Emily Yale and Anna Bertiger discuss their roles in Microsoft's Security Operations Center and the practical applications of data science in security. They highlight anomaly detection, importance of mathematical skills, and using AI tools. The podcast explores the intersection of technology and security, securing AI models, and the need for data science methods in tech roles.
Data scientists enhance security by building detections for threats in internal SOC.
Anomaly detection is crucial for securing post-breach scenarios.
Combining math skills with security expertise is key for practical solutions in cybersecurity.
Deep dives
The Evolution into Data Science and Machine Learning
The conversation delves into the concepts of data science and machine learning, exploring the broad field of data science involving data cleaning, feature identification, and its usability for various techniques. Machine learning and artificial intelligence are highlighted as advanced techniques within data science, encompassing statistical testing and other technical elements. The discussion differentiates between basic statistical approaches and more complex models, emphasizing the broad scope that data science covers.
Roles in Security and Application of Data Science
The podcast features a conversation with Emily Yale, a senior data scientist, and Anna Burdiger, a principal applied scientist, discussing their roles and applications of data science in security. Emily talks about supporting internal SOC with generalized detection ideas, highlighting the importance of gaining insights from analysts for building broader detections. Anna focuses on research in building unsupervised anomaly detection models to secure Microsoft and customers, emphasizing the challenge of labeling malicious behavior in security.
Interpretability and Trust in Machine Learning Models
The discussion shifts to the importance of interpretability and trust in machine learning models within security operations. Emily stresses the need for providing additional context to analysts to understand the decisions made by models, especially when using advanced methods like tree-based models. Anna echoes the sentiment, highlighting how interpretability drives trust, thus ensuring that analysts can investigate and act upon the model's outputs effectively.
Security Expertise and Application of Machine Learning
The episode concludes with reflections on the security industry, emerging trends, and the application of machine learning in cybersecurity. Both guests emphasize the increasing acceptance of machine learning in security, underscoring the need for models to be trustworthy and provide clear reasoning for their decisions. They discuss the evolving landscape of AI security challenges and the crucial role of combining security expertise with data science to enhance security measures.

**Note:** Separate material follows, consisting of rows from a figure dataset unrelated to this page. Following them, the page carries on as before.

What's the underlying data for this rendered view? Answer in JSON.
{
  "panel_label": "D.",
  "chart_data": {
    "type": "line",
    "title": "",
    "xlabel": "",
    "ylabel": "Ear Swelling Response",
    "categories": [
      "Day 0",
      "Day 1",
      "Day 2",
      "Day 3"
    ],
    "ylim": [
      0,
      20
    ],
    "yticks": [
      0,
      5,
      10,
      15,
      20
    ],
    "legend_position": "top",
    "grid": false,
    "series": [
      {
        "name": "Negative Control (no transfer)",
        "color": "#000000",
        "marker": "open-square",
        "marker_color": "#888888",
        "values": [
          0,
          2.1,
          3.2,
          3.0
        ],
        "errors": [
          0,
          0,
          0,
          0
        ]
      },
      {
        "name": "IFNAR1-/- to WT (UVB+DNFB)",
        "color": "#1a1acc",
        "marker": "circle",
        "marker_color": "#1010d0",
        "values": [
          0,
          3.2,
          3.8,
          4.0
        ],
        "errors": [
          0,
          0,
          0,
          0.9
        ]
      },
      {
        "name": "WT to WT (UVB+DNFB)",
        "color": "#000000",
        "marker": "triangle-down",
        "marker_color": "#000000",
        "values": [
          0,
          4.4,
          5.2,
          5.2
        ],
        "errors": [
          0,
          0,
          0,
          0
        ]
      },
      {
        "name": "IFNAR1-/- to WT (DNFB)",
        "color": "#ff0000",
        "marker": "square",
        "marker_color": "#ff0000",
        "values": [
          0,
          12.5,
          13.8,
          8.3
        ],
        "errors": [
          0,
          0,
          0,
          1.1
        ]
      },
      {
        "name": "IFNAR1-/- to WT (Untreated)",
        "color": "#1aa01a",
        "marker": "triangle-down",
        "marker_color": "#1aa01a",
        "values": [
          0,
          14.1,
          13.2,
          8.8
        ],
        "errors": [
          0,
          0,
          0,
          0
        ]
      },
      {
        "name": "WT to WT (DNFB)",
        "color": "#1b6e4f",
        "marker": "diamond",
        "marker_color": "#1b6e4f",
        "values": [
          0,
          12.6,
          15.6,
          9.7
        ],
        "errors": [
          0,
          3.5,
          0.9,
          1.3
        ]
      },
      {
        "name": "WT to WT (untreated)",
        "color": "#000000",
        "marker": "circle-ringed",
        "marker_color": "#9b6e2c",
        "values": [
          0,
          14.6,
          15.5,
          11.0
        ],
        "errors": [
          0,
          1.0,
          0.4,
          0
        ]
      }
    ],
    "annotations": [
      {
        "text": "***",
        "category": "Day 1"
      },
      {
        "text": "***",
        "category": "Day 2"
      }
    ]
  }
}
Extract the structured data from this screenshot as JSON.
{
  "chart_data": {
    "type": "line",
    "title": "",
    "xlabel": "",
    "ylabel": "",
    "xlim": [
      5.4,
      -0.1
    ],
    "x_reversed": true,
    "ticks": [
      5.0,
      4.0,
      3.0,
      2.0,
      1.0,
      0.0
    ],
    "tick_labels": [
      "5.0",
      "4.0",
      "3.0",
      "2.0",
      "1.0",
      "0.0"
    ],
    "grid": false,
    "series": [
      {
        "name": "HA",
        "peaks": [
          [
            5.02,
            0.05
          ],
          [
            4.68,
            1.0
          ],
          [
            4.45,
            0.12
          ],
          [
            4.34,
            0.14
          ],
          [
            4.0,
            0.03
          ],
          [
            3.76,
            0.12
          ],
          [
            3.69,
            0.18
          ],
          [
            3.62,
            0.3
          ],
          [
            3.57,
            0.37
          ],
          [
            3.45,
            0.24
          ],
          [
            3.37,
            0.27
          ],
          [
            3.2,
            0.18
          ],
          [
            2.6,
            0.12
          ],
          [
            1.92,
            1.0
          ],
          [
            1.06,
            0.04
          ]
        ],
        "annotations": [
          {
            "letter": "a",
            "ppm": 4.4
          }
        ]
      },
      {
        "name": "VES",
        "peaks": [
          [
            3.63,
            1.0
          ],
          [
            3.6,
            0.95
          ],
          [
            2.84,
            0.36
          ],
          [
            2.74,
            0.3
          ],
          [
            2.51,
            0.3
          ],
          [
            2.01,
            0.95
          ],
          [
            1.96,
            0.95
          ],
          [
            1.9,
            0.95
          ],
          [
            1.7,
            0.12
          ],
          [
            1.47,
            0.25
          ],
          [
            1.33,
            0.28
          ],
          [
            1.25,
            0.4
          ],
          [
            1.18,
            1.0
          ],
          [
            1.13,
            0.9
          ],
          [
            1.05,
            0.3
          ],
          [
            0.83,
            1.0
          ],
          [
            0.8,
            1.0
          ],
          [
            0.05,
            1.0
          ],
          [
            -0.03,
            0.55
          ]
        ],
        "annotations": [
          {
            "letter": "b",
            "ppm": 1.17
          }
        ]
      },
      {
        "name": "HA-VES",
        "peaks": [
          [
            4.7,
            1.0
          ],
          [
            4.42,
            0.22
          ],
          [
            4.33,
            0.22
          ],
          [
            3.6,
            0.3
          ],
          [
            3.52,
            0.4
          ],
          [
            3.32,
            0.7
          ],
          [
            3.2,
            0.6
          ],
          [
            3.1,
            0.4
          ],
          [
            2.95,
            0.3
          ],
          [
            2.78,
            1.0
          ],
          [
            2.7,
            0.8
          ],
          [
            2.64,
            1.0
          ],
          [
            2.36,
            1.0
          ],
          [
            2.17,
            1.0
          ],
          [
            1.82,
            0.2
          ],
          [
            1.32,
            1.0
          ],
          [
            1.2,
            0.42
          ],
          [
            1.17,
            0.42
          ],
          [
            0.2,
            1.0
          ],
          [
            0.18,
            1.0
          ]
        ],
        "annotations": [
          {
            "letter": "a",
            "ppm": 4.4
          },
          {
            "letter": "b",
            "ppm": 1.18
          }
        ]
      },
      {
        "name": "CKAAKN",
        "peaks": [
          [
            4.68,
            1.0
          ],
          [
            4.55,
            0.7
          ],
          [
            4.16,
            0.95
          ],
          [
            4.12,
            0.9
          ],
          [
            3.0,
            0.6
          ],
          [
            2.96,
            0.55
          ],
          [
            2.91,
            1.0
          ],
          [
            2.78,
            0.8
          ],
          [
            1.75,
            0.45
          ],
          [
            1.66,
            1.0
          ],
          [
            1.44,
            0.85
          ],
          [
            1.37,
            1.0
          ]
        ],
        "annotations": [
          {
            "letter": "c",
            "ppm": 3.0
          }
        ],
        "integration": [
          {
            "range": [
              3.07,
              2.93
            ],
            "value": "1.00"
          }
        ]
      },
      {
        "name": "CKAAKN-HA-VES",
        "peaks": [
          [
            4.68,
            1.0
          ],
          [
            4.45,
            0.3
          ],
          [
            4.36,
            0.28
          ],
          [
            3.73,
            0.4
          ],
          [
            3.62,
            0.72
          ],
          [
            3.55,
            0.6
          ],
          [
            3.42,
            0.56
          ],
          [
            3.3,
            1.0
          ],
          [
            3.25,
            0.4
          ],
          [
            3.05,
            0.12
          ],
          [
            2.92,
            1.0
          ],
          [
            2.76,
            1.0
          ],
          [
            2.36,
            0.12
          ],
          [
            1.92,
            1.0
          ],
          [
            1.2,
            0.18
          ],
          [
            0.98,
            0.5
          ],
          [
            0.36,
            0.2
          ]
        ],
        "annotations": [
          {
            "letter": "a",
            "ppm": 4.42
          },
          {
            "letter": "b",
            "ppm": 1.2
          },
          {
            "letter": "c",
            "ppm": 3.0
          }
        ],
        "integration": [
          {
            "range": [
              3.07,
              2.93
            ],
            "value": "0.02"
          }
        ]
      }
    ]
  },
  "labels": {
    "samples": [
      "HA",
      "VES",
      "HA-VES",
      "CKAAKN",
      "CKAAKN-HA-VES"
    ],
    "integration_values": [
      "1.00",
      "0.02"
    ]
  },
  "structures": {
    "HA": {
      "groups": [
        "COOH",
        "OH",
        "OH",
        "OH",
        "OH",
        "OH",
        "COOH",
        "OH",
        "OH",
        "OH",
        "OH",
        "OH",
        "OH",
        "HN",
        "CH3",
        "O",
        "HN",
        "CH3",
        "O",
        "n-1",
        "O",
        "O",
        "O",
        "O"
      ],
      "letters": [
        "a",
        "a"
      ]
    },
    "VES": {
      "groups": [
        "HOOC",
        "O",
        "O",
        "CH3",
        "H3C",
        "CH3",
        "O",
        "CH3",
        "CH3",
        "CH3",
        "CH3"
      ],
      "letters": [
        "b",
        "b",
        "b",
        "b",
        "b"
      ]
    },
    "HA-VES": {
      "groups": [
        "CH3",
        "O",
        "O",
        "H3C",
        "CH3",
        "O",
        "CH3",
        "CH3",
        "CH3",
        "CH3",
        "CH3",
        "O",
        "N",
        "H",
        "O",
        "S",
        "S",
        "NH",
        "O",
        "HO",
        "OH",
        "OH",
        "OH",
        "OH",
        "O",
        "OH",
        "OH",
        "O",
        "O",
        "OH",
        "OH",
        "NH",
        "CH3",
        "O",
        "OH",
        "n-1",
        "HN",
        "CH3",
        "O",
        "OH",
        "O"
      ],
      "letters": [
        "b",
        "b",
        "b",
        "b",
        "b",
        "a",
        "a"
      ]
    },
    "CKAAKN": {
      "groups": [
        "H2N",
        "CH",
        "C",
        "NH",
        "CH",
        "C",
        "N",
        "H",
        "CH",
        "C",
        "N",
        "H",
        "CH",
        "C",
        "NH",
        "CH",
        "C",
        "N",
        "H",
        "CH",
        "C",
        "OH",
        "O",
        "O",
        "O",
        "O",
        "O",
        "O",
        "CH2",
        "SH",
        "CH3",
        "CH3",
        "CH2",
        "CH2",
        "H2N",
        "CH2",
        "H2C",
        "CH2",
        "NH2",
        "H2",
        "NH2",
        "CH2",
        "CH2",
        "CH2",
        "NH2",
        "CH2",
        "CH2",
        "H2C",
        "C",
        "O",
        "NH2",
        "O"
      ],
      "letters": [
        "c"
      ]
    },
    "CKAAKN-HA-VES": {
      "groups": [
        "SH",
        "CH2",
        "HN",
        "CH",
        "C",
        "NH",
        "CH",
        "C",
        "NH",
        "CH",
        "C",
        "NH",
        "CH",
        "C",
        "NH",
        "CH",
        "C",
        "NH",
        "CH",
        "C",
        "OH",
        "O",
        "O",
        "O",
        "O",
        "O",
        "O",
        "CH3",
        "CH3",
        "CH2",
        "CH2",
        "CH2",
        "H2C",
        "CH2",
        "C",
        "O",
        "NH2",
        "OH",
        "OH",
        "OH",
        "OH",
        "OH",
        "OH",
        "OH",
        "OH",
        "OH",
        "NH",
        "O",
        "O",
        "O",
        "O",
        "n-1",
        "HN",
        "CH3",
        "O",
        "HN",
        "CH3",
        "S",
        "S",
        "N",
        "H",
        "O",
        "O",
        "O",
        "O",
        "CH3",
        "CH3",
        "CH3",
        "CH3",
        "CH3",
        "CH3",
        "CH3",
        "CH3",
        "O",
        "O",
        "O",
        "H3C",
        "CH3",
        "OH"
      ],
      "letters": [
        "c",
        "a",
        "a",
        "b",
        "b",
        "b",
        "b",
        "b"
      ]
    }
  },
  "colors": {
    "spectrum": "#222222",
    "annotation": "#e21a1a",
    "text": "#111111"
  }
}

Career Journeys into Security and Passion for Impactful Work
Emily and Anna share insights into their career transitions into security from backgrounds in mathematics and data science. They express their passion for making an impact in security operations and detection spaces, highlighting the rewarding nature of working in a field where they feel like superheroes making the world a better place. The discussion captures their journey of leveraging their analytical skills to contribute meaningfully to the cybersecurity domain.
On this week's episode of The Microsoft Threat Intelligence Podcast, Sherrod DeGrippo is joined by Emily Yale and Anna Bertiger. The discussion delves into Emily and Anna's daily activities within the security domain. Emily highlights her role in supporting Microsoft's internal Security Operations Center by building detections for potential threats. Anna emphasizes the practical application of research in solving security problems and focuses on anomaly detection in post-breach security. Emily and Anna provide insights into Microsoft's work culture, the intersection of technology and security, the importance of mathematical and data science skills in tech roles, and the practical applications of AI tools in professional and personal contexts.
In this episode you’ll learn:
How data scientists support the internal SOC and enhance security
The importance of anomaly detection in post-breach security
Combining security with mathematical skills to create practical solutions
Some questions we ask:
What types of unusual patterns indicate malicious activity?
Is there difficulty in securing AI models compared to traditional code?
Should data science methods be used over complex models?